Wauwatosans, officials observe vigil for Officer Jennifer Sebena
Participants reflect on domestic violence, mental health outside Village church
A vigil for Jennifer Sebena Friday drew about 50 people on a bitterly cold evening to remember the slain officer and wrest meaning from her death.
"We can better the cold, we can better the storm, because we know that we can make it through anything as long as we are here together," said Charles Walton, director of Career Youth Development and its Survivors of Homicide grief and support group, which organized the vigil along with the Peace for Change Alliance.
Elected officials, police officers, firefighters, clergy and local citizens were among those present in the lot just north of the site of the killing outside the Wauwatosa Fire Department at 1601 N. Underwood Ave.
"The Wauwatosa community has been overwhelming in their support of our department," Police Chief Barry Weber said. "What we find that uplifts us in our hearts was Jen was really strong in her faith. So we know that at that point when she left this world, we know where she's at and we gather strength from that."
Mayor Kathy Ehley said this has been a very challenging time for the whole community.
"We need to all share and shoulder this pain and this responsibility together, and we can't forget in the coming months that we need to be there for one another, care for one another, check in to see how we're doing," she said. "It's a very sad time."
Pastor Margaret Schoewe of St. Matthew's Lutheran Church, which is just half a block from the fire station, said she saw the immediate support of the community.
"I just wanted to testify to the love that we saw on Christmas Eve," Schoewe said. "It was hard to come here to be surrounded by all of the barricades, the tape, the blue lights. We couldn't use our regular entrance…and we thought 'Who will come? They'll be afraid of the violence.' Thirteen hundred people came and celebrated and witnessed to the love of God in this community."
Facing mental health
Officer Sebena's husband is accused of shooting her, and mental health and domestic violence were themes that arose in the minds of many.
"It's a moment to check on others, to check on our mental health, because in this nation, mental health issues are running rampant, and people are turning to violence," said State Senator Lena Taylor, whose 6th District shares a border with Wauwatosa to the north.
"You never know what asking someone how they're doing (will do), giving someone a hug - we don't know," Taylor said. Protecting the protectors
No one is immune to domestic violence, Milwaukee City Treasurer Spencer Coggs said.

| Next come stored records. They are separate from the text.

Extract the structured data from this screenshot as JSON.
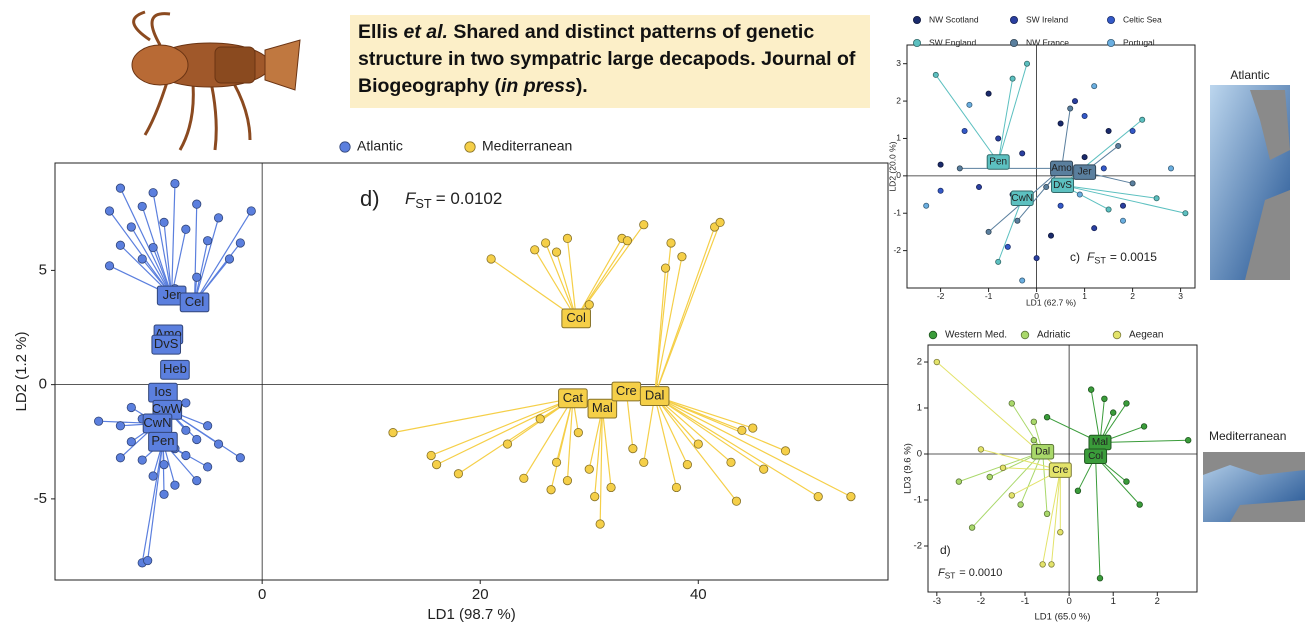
{
  "header": {
    "title": [
      "Ellis ",
      "et al.",
      " Shared and distinct patterns of genetic structure in two sympatric large decapods. Journal of Biogeography (",
      "in press",
      ")."
    ]
  },
  "maps": [
    {
      "label": "Atlantic"
    },
    {
      "label": "Mediterranean"
    }
  ],
  "chart_data": [
    {
      "type": "scatter",
      "x_label": "LD1 (98.7 %)",
      "y_label": "LD2 (1.2 %)",
      "annotation": {
        "prefix": "d)",
        "f": "F",
        "sub": "ST",
        "text": "= 0.0102"
      },
      "xlim": [
        -19,
        57.4
      ],
      "ylim": [
        -8.55,
        9.7
      ],
      "xticks": [
        0,
        20,
        40
      ],
      "yticks": [
        -5,
        0,
        5
      ],
      "series": [
        {
          "name": "Atlantic",
          "color": "#5b7fde",
          "x": [
            -13,
            -10,
            -8,
            -14,
            -11,
            -6,
            -4,
            -12,
            -9,
            -7,
            -5,
            -13,
            -10,
            -2,
            -3,
            -14,
            -11,
            -8,
            -6,
            -1,
            -13,
            -11,
            -9,
            -7,
            -5,
            -12,
            -10,
            -8,
            -6,
            -4,
            -13,
            -11,
            -9,
            -7,
            -5,
            -10,
            -8,
            -6,
            -9,
            -15,
            -2,
            -11,
            -10.5,
            -12,
            -7
          ],
          "y": [
            8.6,
            8.4,
            8.8,
            7.6,
            7.8,
            7.9,
            7.3,
            6.9,
            7.1,
            6.8,
            6.3,
            6.1,
            6.0,
            6.2,
            5.5,
            5.2,
            5.5,
            4.2,
            4.7,
            7.6,
            -1.8,
            -1.5,
            -1.7,
            -2.0,
            -1.8,
            -2.5,
            -2.6,
            -2.8,
            -2.4,
            -2.6,
            -3.2,
            -3.3,
            -3.5,
            -3.1,
            -3.6,
            -4.0,
            -4.4,
            -4.2,
            -4.8,
            -1.6,
            -3.2,
            -7.8,
            -7.7,
            -1.0,
            -0.8
          ],
          "centroids": [
            {
              "label": "Jer",
              "x": -8.3,
              "y": 3.9
            },
            {
              "label": "Cel",
              "x": -6.2,
              "y": 3.6
            },
            {
              "label": "Amo",
              "x": -8.6,
              "y": 2.2
            },
            {
              "label": "DvS",
              "x": -8.8,
              "y": 1.75
            },
            {
              "label": "Heb",
              "x": -8.0,
              "y": 0.65
            },
            {
              "label": "Ios",
              "x": -9.1,
              "y": -0.35
            },
            {
              "label": "CwW",
              "x": -8.7,
              "y": -1.1
            },
            {
              "label": "CwN",
              "x": -9.6,
              "y": -1.7
            },
            {
              "label": "Pen",
              "x": -9.1,
              "y": -2.5
            }
          ]
        },
        {
          "name": "Mediterranean",
          "color": "#f5cf48",
          "x": [
            12,
            15.5,
            16,
            18,
            21,
            22.5,
            24,
            25,
            26,
            27,
            28,
            25.5,
            27,
            26.5,
            28,
            29,
            30,
            31,
            30.5,
            32,
            33,
            33.5,
            34,
            35,
            37,
            37.5,
            38.5,
            39,
            38,
            40,
            41.5,
            42,
            43,
            44,
            45,
            43.5,
            46,
            48,
            51,
            54,
            30,
            35
          ],
          "y": [
            -2.1,
            -3.1,
            -3.5,
            -3.9,
            5.5,
            -2.6,
            -4.1,
            5.9,
            6.2,
            5.8,
            6.4,
            -1.5,
            -3.4,
            -4.6,
            -4.2,
            -2.1,
            -3.7,
            -6.1,
            -4.9,
            -4.5,
            6.4,
            6.3,
            -2.8,
            -3.4,
            5.1,
            6.2,
            5.6,
            -3.5,
            -4.5,
            -2.6,
            6.9,
            7.1,
            -3.4,
            -2.0,
            -1.9,
            -5.1,
            -3.7,
            -2.9,
            -4.9,
            -4.9,
            3.5,
            7.0
          ],
          "centroids": [
            {
              "label": "Col",
              "x": 28.8,
              "y": 2.9
            },
            {
              "label": "Cat",
              "x": 28.5,
              "y": -0.6
            },
            {
              "label": "Mal",
              "x": 31.2,
              "y": -1.05
            },
            {
              "label": "Cre",
              "x": 33.4,
              "y": -0.3
            },
            {
              "label": "Dal",
              "x": 36.0,
              "y": -0.5
            }
          ]
        }
      ]
    },
    {
      "type": "scatter",
      "x_label": "LD1 (62.7 %)",
      "y_label": "LD2 (20.0 %)",
      "annotation": {
        "prefix": "c)",
        "f": "F",
        "sub": "ST",
        "text": "= 0.0015"
      },
      "xlim": [
        -2.7,
        3.3
      ],
      "ylim": [
        -3.0,
        3.5
      ],
      "xticks": [
        -2,
        -1,
        0,
        1,
        2,
        3
      ],
      "yticks": [
        -2,
        -1,
        0,
        1,
        2,
        3
      ],
      "series": [
        {
          "name": "NW Scotland",
          "color": "#1a2a6c",
          "x": [
            -1,
            0.5,
            -0.5,
            1.5,
            -2,
            0.3,
            1
          ],
          "y": [
            2.2,
            1.4,
            -0.5,
            1.2,
            0.3,
            -1.6,
            0.5
          ],
          "centroids": []
        },
        {
          "name": "SW Ireland",
          "color": "#2a3fa0",
          "x": [
            -0.8,
            0.8,
            -1.2,
            1.8,
            0,
            -0.3,
            1.2
          ],
          "y": [
            1.0,
            2.0,
            -0.3,
            -0.8,
            -2.2,
            0.6,
            -1.4
          ],
          "centroids": []
        },
        {
          "name": "Celtic Sea",
          "color": "#3459c8",
          "x": [
            -1.5,
            1,
            0.5,
            2,
            -0.6,
            1.4,
            -2
          ],
          "y": [
            1.2,
            1.6,
            -0.8,
            1.2,
            -1.9,
            0.2,
            -0.4
          ],
          "centroids": []
        },
        {
          "name": "SW England",
          "color": "#5cc0c0",
          "x": [
            -2.1,
            -0.5,
            -0.2,
            2.5,
            3.1,
            -0.8,
            1.5,
            2.2
          ],
          "y": [
            2.7,
            2.6,
            3.0,
            -0.6,
            -1.0,
            -2.3,
            -0.9,
            1.5
          ],
          "centroids": [
            {
              "label": "Pen",
              "x": -0.8,
              "y": 0.37
            },
            {
              "label": "DvS",
              "x": 0.54,
              "y": -0.25
            },
            {
              "label": "CwN",
              "x": -0.3,
              "y": -0.6
            }
          ]
        },
        {
          "name": "NW France",
          "color": "#5a7f9e",
          "x": [
            -1.6,
            0.7,
            -0.4,
            1.7,
            0.2,
            -1,
            2
          ],
          "y": [
            0.2,
            1.8,
            -1.2,
            0.8,
            -0.3,
            -1.5,
            -0.2
          ],
          "centroids": [
            {
              "label": "Amo",
              "x": 0.52,
              "y": 0.2
            },
            {
              "label": "Jer",
              "x": 1.0,
              "y": 0.1
            }
          ]
        },
        {
          "name": "Portugal",
          "color": "#6aaee0",
          "x": [
            -1.4,
            1.2,
            -0.3,
            2.8,
            0.9,
            -2.3,
            1.8
          ],
          "y": [
            1.9,
            2.4,
            -2.8,
            0.2,
            -0.5,
            -0.8,
            -1.2
          ],
          "centroids": []
        }
      ]
    },
    {
      "type": "scatter",
      "x_label": "LD1 (65.0 %)",
      "y_label": "LD3 (9.6 %)",
      "annotation": {
        "prefix": "d)",
        "f": "F",
        "sub": "ST",
        "text": "= 0.0010"
      },
      "xlim": [
        -3.2,
        2.9
      ],
      "ylim": [
        -3.0,
        2.37
      ],
      "xticks": [
        -3,
        -2,
        -1,
        0,
        1,
        2
      ],
      "yticks": [
        -2,
        -1,
        0,
        1,
        2
      ],
      "series": [
        {
          "name": "Western Med.",
          "color": "#3a9c3a",
          "x": [
            0.5,
            0.8,
            1.3,
            1.7,
            2.7,
            0.2,
            0.7,
            1.3,
            -0.5,
            1,
            1.6
          ],
          "y": [
            1.4,
            1.2,
            1.1,
            0.6,
            0.3,
            -0.8,
            -2.7,
            -0.6,
            0.8,
            0.9,
            -1.1
          ],
          "centroids": [
            {
              "label": "Mal",
              "x": 0.7,
              "y": 0.25
            },
            {
              "label": "Col",
              "x": 0.6,
              "y": -0.05
            }
          ]
        },
        {
          "name": "Adriatic",
          "color": "#a9d86a",
          "x": [
            -1.3,
            -0.8,
            -2.5,
            -1.8,
            -0.5,
            -0.8,
            -2.2,
            -1.1
          ],
          "y": [
            1.1,
            0.3,
            -0.6,
            -0.5,
            -1.3,
            0.7,
            -1.6,
            -1.1
          ],
          "centroids": [
            {
              "label": "Dal",
              "x": -0.6,
              "y": 0.05
            }
          ]
        },
        {
          "name": "Aegean",
          "color": "#e3e36a",
          "x": [
            -3,
            -1.5,
            -0.4,
            -0.6,
            -0.2,
            -2.0,
            -1.3
          ],
          "y": [
            2.0,
            -0.3,
            -2.4,
            -2.4,
            -1.7,
            0.1,
            -0.9
          ],
          "centroids": [
            {
              "label": "Cre",
              "x": -0.2,
              "y": -0.35
            }
          ]
        }
      ]
    }
  ]
}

"Who protects the protectors?" he asked. "We all do. We can do something about the scourge of domestic violence, and I want everyone here to do it in Jennifer's name. Jennifer was somebody's daughter, she was somebody's neighbor, she was somebody's friend and, today, as I look at all you all, she's obviously all of our sister."
"It's the people who wear the uniform of their country, who wear the uniform of the city as a police officer or a firefighter, those are the heroes," Tosa Alderman Don Birschel said. "Not the baseball players who make a lot of money, not the actors in Hollywood who spout off whenever they can, it's the men and women who wear the uniform of their country and of their communities - they are all the real heroes."
Ending domestic violence
No one, no community is immune, said Alderman Dennis McBride.
"We like to pretend in Wauwatosa that these things don't happen here - but they do," he said. "And I think the police officers here will tell us that the most common form of homicide is one that happens between two people that know each other intimately, and that's something that has to stop."
McBride said the support of those outside the community has been important.
"I'd like to thank all the people who are not from Wauwatosa for coming here and supporting our firefighters and our police officers, but also supporting the rest of us in our grief."